Cela est particulièrement évident dans la littérature française : d’après nos premières analyses, les auteurs les plus cités sont Jean-Baptiste Rousseau et Antoine Houdar de la Motte. Quant à la littérature de langue anglaise et italienne, nous trouvons en tête de liste des grands classiques : Milton et Dante, fait des plus intéressants parce qu’à travers eux, les compilateurs des manuels peuvent mettre en exergue le rapport entre merveilleux païen et merveilleux chrétien. Mais les surprises ne manquent pas, et les auteurs considérés aujourd’hui comme mineurs sont légion.

Véronique Gély

En effet, quelquefois les sondages que nous avons effectués font apparaître que les auteurs les plus cités sont des auteurs qui ne sont absolument pas canoniques, mais qui sont en réalité la source de tous les autres. J’aime beaucoup signaler l’importance du manuel de Thomas Bulfinch, qui date de 1855, The Age of Fable, or Stories of Gods and Heroes, qui, comme les Sagen des klassischen Altertums de Gustav Schwab pour les germanophones, a influencé des générations d’écrivains et a été une voie d’entrée, pour de jeunes enfants, dans l’univers de la poésie. Or dans sa préface, Bulfinch dit qu’il ne citera aucun poète antique, mais des poètes qu’il appelle anglais (il ne distingue pas les anglais des américains), en réalité vingt-cinq poètes qui vont de Spencer à Longfellow. Il se justifie en déclarant : « Notre ouvrage n’est pas destiné au public cultivé ni aux théologiens, ni non plus aux philosophes, mais au reader of English literature of either sex », « le lecteur de littérature anglaise des deux sexes ». Il s’agit donc d’examiner comment cette voix, qui semble une petite voix dans toute la mythologie, nous permet en fait d’accéder à des définitions du fait littéraire et du geste littéraire à une époque donnée et dans un contexte donné.

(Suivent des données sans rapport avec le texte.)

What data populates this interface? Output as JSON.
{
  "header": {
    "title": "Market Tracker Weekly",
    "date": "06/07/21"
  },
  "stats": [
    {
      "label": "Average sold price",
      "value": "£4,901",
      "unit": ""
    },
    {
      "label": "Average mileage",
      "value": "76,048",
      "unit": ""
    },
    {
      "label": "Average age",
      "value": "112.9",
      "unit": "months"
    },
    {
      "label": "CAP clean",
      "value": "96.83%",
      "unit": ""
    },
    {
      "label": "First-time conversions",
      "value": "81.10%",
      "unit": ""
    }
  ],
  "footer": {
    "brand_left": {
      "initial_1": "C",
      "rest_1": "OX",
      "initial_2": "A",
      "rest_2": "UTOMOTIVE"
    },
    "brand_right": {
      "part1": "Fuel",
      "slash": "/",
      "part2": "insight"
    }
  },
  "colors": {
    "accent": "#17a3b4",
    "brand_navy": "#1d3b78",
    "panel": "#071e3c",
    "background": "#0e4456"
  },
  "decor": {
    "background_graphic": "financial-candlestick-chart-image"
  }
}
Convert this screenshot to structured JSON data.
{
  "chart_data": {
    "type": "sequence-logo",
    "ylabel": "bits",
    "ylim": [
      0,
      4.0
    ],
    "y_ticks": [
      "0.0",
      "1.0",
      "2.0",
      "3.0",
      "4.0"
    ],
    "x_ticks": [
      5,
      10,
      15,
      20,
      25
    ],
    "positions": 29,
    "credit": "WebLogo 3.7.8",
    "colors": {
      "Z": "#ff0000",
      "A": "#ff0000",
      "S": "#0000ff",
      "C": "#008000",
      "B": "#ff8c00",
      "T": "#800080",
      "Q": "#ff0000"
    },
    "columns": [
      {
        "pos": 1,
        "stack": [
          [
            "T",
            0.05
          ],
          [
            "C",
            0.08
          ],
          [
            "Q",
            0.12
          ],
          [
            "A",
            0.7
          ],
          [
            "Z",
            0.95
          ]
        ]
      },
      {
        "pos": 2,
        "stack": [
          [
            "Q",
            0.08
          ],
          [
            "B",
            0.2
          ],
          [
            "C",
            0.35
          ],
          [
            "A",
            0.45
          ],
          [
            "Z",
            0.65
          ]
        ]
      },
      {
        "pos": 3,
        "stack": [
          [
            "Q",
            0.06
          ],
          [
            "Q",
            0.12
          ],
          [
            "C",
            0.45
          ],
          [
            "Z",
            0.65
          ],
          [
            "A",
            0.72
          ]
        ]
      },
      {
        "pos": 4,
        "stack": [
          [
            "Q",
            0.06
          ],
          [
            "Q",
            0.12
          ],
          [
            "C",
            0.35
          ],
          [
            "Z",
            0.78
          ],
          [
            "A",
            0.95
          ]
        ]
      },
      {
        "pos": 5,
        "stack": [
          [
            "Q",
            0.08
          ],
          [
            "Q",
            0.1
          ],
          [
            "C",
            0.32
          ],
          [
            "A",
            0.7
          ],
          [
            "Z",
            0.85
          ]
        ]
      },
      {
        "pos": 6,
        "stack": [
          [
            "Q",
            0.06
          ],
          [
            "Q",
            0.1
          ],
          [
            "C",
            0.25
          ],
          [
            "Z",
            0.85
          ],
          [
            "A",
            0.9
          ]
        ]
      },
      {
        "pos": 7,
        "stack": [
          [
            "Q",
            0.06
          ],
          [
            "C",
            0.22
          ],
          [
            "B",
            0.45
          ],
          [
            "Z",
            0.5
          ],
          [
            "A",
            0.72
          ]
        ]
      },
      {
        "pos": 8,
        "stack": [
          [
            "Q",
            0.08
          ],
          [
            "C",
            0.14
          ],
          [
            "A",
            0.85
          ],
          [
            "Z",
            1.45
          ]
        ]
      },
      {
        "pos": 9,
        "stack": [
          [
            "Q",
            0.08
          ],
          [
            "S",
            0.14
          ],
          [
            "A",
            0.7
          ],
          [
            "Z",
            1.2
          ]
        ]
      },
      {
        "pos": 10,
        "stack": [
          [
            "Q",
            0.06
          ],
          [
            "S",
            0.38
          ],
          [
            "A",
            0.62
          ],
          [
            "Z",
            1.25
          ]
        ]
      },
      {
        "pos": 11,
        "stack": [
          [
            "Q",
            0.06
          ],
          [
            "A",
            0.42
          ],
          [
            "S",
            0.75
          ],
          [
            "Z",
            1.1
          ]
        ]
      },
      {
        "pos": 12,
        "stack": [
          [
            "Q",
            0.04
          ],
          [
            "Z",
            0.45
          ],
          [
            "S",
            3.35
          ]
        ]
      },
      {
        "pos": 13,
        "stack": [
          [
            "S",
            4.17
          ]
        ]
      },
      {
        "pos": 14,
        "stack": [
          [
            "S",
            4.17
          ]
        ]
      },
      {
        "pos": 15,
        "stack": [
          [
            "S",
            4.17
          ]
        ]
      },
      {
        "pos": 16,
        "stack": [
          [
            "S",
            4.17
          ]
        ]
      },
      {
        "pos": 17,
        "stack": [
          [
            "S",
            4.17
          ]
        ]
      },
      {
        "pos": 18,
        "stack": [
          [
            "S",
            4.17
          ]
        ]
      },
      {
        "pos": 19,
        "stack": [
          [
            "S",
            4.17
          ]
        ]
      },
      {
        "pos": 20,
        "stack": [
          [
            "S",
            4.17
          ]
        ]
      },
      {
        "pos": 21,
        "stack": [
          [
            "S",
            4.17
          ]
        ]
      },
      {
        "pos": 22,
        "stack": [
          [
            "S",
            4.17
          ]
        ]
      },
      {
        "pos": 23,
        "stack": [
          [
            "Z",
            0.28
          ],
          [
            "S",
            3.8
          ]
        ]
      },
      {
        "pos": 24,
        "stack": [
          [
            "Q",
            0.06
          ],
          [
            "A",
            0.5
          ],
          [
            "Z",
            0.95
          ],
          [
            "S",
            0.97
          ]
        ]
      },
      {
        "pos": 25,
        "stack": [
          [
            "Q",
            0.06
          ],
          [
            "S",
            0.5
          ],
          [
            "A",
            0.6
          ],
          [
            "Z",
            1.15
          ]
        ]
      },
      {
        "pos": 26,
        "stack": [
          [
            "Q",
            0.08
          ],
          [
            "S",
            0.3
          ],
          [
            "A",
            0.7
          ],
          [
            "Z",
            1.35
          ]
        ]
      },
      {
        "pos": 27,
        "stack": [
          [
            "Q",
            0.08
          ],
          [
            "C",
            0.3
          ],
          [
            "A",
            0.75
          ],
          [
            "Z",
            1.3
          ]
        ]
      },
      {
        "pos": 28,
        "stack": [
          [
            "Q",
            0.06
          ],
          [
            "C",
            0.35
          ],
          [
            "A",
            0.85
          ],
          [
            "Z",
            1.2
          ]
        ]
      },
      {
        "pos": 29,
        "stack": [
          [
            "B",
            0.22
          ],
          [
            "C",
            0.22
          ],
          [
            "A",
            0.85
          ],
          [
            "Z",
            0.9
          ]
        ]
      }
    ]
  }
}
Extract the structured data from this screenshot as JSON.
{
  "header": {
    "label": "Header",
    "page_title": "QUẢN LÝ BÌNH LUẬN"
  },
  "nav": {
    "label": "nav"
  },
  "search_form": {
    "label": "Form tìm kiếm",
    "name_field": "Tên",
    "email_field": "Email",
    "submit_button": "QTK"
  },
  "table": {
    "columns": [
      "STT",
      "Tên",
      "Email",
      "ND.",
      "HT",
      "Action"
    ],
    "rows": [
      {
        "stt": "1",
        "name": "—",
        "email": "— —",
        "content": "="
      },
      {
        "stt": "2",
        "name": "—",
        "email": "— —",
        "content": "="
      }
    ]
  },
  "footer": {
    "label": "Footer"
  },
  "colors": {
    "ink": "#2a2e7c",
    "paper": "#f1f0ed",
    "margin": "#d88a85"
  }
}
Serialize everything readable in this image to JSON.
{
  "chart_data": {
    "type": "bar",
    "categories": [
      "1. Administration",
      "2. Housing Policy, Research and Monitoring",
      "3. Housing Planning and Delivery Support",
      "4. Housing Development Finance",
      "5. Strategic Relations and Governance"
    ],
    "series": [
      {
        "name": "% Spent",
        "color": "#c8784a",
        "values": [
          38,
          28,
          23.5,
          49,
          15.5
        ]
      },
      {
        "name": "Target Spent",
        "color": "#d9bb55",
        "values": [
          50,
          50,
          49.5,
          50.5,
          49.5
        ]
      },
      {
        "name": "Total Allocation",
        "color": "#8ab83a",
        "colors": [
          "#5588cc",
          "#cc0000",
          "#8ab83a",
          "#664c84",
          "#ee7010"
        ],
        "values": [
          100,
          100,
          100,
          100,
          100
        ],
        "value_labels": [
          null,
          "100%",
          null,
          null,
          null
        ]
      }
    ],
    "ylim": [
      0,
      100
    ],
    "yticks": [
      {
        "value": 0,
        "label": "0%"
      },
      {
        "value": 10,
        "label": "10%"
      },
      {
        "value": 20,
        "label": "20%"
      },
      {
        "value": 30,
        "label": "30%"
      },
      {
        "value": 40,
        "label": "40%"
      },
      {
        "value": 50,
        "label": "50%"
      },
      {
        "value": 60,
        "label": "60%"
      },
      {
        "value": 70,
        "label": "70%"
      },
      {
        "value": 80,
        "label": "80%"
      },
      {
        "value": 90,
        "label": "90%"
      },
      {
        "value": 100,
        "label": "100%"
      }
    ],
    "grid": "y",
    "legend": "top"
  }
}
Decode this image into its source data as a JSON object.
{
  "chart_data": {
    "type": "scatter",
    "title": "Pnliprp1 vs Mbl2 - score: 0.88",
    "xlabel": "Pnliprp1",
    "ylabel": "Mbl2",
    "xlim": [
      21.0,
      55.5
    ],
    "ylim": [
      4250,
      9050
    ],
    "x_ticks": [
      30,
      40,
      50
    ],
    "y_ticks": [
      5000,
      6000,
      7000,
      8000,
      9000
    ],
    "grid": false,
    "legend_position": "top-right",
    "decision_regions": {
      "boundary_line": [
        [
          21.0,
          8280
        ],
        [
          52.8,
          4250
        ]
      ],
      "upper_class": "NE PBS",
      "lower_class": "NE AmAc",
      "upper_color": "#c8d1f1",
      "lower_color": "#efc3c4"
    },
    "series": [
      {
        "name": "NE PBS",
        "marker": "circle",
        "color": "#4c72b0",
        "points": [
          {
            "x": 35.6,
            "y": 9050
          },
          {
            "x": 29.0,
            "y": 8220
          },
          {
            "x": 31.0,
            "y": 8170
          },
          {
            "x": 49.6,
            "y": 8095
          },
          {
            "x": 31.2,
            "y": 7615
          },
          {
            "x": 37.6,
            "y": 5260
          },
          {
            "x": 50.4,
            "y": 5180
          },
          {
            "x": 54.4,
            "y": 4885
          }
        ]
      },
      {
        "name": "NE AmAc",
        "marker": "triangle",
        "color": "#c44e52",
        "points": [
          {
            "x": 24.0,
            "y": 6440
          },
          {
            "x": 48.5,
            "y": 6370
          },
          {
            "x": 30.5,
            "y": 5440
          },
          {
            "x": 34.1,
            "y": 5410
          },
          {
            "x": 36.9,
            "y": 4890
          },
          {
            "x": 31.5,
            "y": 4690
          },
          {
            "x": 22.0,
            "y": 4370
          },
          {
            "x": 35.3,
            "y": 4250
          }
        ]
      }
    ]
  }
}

Cela revient donc à étudier, à travers la littérature, la mythologie comme un objet d’actualité.

Véronique Gély

Absolument, pour deux raisons. Tout d’abord parce l’écriture mythographique répond aux besoins des lecteurs : la production littéraire en a besoin pour être bien comprise et décodée : le lecteur, en raison de son âge, de son statut social ou de son sexe n’est pas supposé être immédiatement à même de comprendre les allusions mythologiques. Ensuite, parce que ces textes obéissent à des motivations d’ordre politique et idéologique, qui sont très fortes à cette époque-là : il s’agit du moment de la construction des identités nationales et des littératures nationales, et c’est aussi la raison pour laquelle j’avais choisi ces bornes chronologiques. Ce n’est pas le cas partout, mais, dans une majorité de ces ouvrages, on trouve la revendication d’une identité poétique nationale, et quelquefois d’une identité politique nationale qui se construit par ce biais-là.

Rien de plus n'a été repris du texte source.